Investors across the world should diversify further into Chinese assets, as it opens its capital markets and challenges the United States in areas ranging from trade to technology, American billionaire investor Ray Dalio said on Monday.
“The world is overweight in … US and European assets relative to Chinese assets,” he said during a Hong Kong FinTech Week webinar. Dalio is the founder of Westport, Connecticut-based hedge fund Bridgewater Associates, the world’s biggest such firm. Bridgewater has US$138 billion worth of assets under management currently.
“The interest rate differentials are favourable, the growth rate differentials are favourable. A big element is going to be order, internal order, and so far that’s pretty favourable,” he said of China, adding that the country’s handling of the Covid-19 pandemic exemplified its stronger ability to maintain an orderly society when compared with western democracies.
Dalio has a large following in China’s business circles, and “a significant portion” of his investment portfolio is in the country. He said he favoured Chinese bonds to US ones because China’s currency was set to benefit from huge capital inflows as Beijing opened its financial markets to the world.
Shipping containers from China and other Asian countries are unloaded at the Port of Los Angeles in Long Beach, California. China has become the engine of global economic growth as the US and Europe have struggled to contain new waves of coronavirus infections.
His remarks came amid a new low in relations between Beijing and Washington, which have disagreed this year over a host of issues, ranging from the origin of the coronavirus to a national security law in Hong Kong to US sanctions against Chinese technology giants.
The US presidential election on Tuesday has also driven a more hostile attitude towards China in both the Democratic and Republican camps. Meanwhile, China has also become the engine of global economic growth this year, as the US and Europe have struggled to contain new waves of coronavirus infections.
China’s rise and its subsequent competition with the US was one of the three biggest factors shaping the world currently, Dalio said. The other two were the global debt cycle, which started in the aftermath of the 2008 global financial crisis, and the polarisation of political views globally.
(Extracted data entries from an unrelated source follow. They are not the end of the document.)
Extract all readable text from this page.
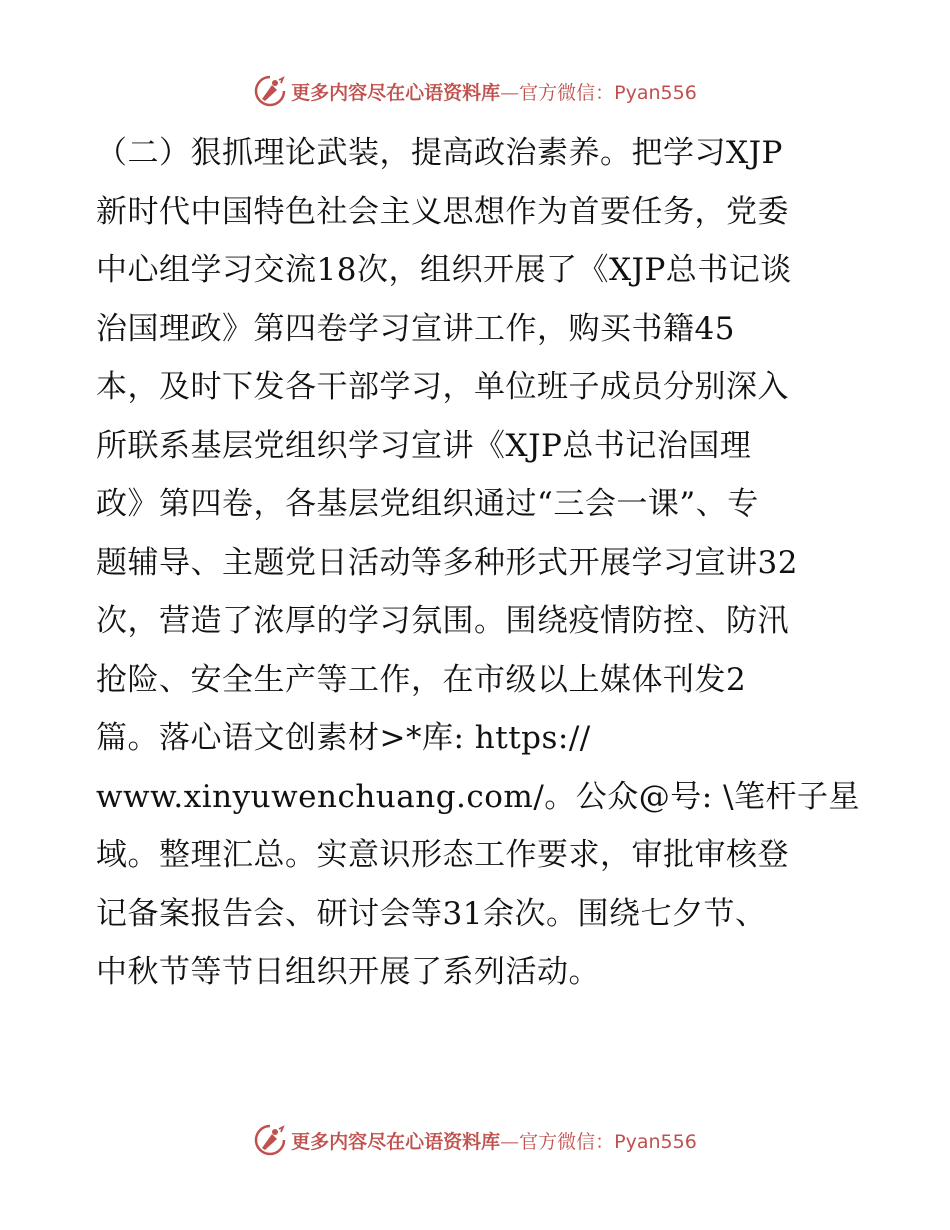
更多内容尽在心语资料库—官方微信：Pyan556
（二）狠抓理论武装，提高政治素养。把学习XJP
新时代中国特色社会主义思想作为首要任务，党委
中心组学习交流18次，组织开展了《XJP总书记谈
治国理政》第四卷学习宣讲工作，购买书籍45
本，及时下发各干部学习，单位班子成员分别深入
所联系基层党组织学习宣讲《XJP总书记治国理
政》第四卷，各基层党组织通过“三会一课”、专
题辅导、主题党日活动等多种形式开展学习宣讲32
次，营造了浓厚的学习氛围。围绕疫情防控、防汛
抢险、安全生产等工作，在市级以上媒体刊发2
篇。落心语文创素材>*库: https://
www.xinyuwenchuang.com/。公众@号: \笔杆子星
域。整理汇总。实意识形态工作要求，审批审核登
记备案报告会、研讨会等31余次。围绕七夕节、
中秋节等节日组织开展了系列活动。
更多内容尽在心语资料库—官方微信：Pyan556
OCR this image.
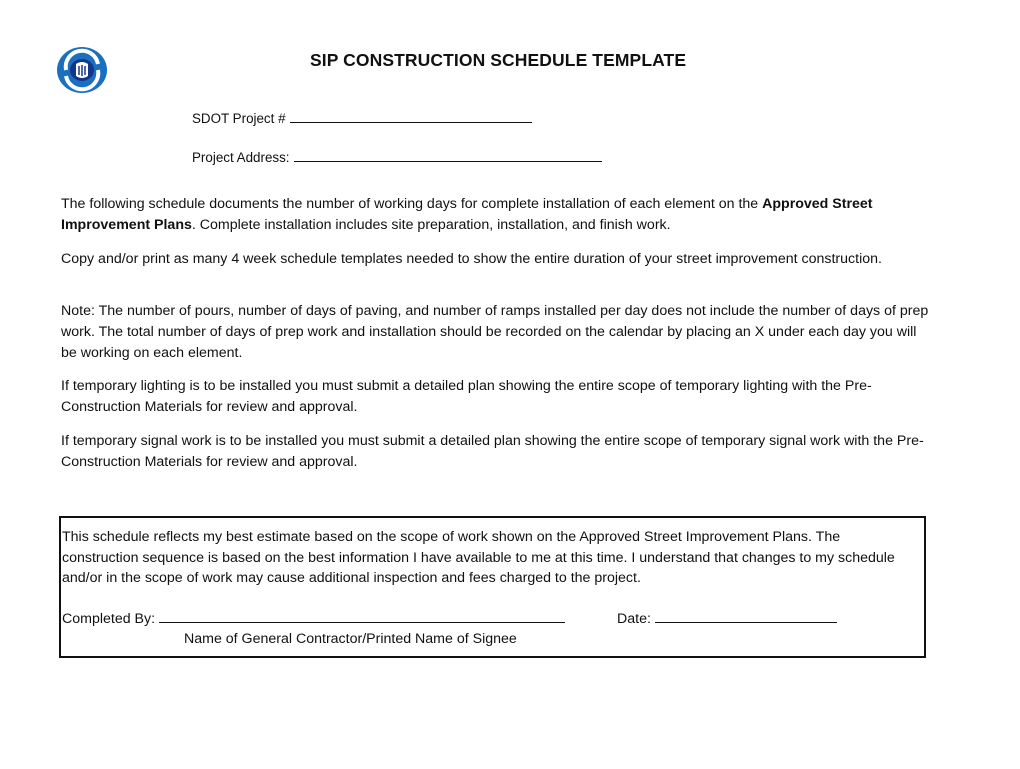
SIP CONSTRUCTION SCHEDULE TEMPLATE
SDOT Project #
Project Address:
The following schedule documents the number of working days for complete installation of each element on the Approved Street Improvement Plans. Complete installation includes site preparation, installation, and finish work.
Copy and/or print as many 4 week schedule templates needed to show the entire duration of your street improvement construction.
Note: The number of pours, number of days of paving, and number of ramps installed per day does not include the number of days of prep work. The total number of days of prep work and installation should be recorded on the calendar by placing an X under each day you will be working on each element.
If temporary lighting is to be installed you must submit a detailed plan showing the entire scope of temporary lighting with the Pre-Construction Materials for review and approval.
If temporary signal work is to be installed you must submit a detailed plan showing the entire scope of temporary signal work with the Pre-Construction Materials for review and approval.
This schedule reflects my best estimate based on the scope of work shown on the Approved Street Improvement Plans. The construction sequence is based on the best information I have available to me at this time. I understand that changes to my schedule and/or in the scope of work may cause additional inspection and fees charged to the project.
Completed By:	Date:
Name of General Contractor/Printed Name of Signee
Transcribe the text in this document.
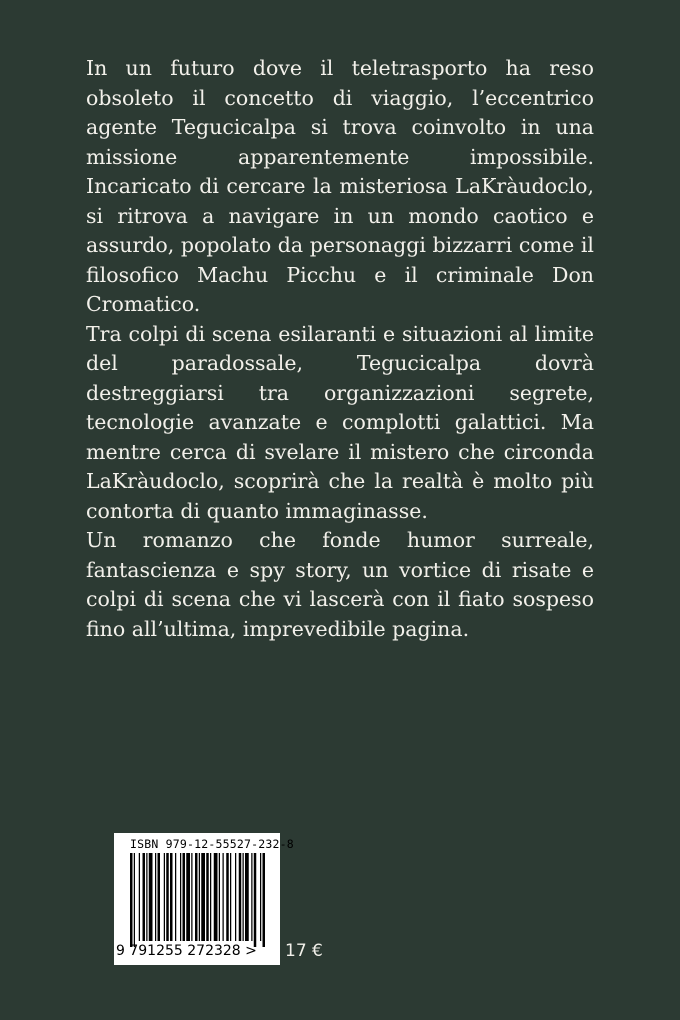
In un futuro dove il teletrasporto ha reso obsoleto il concetto di viaggio, l’eccentrico agente Tegucicalpa si trova coinvolto in una missione apparentemente impossibile. Incaricato di cercare la misteriosa LaKràudoclo, si ritrova a navigare in un mondo caotico e assurdo, popolato da personaggi bizzarri come il filosofico Machu Picchu e il criminale Don Cromatico.

Tra colpi di scena esilaranti e situazioni al limite del paradossale, Tegucicalpa dovrà destreggiarsi tra organizzazioni segrete, tecnologie avanzate e complotti galattici. Ma mentre cerca di svelare il mistero che circonda LaKràudoclo, scoprirà che la realtà è molto più contorta di quanto immaginasse.

Un romanzo che fonde humor surreale, fantascienza e spy story, un vortice di risate e colpi di scena che vi lascerà con il fiato sospeso fino all’ultima, imprevedibile pagina.

ISBN 979-12-55527-232-8
9 791255 272328 > 17 €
The yuan could, meanwhile, become a viable reserve currency much sooner than anyone expects, Dalio said, as its importance could rise slowly at first and then accelerate when investors realise they no longer desire US debt as much as they did before.
But the change was unlikely to happen overnight, and would take quite some time, as China still retained a firm grip on the yuan’s exchange rate despite years of efforts to internationalise the currency.
Zhou Xiaochuan, a former reformist governor of China’s central bank, said last week that it was time for Beijing to loosen its capital account controls to facilitate the international use of the yuan, and called for consistency in the country’s currency policies.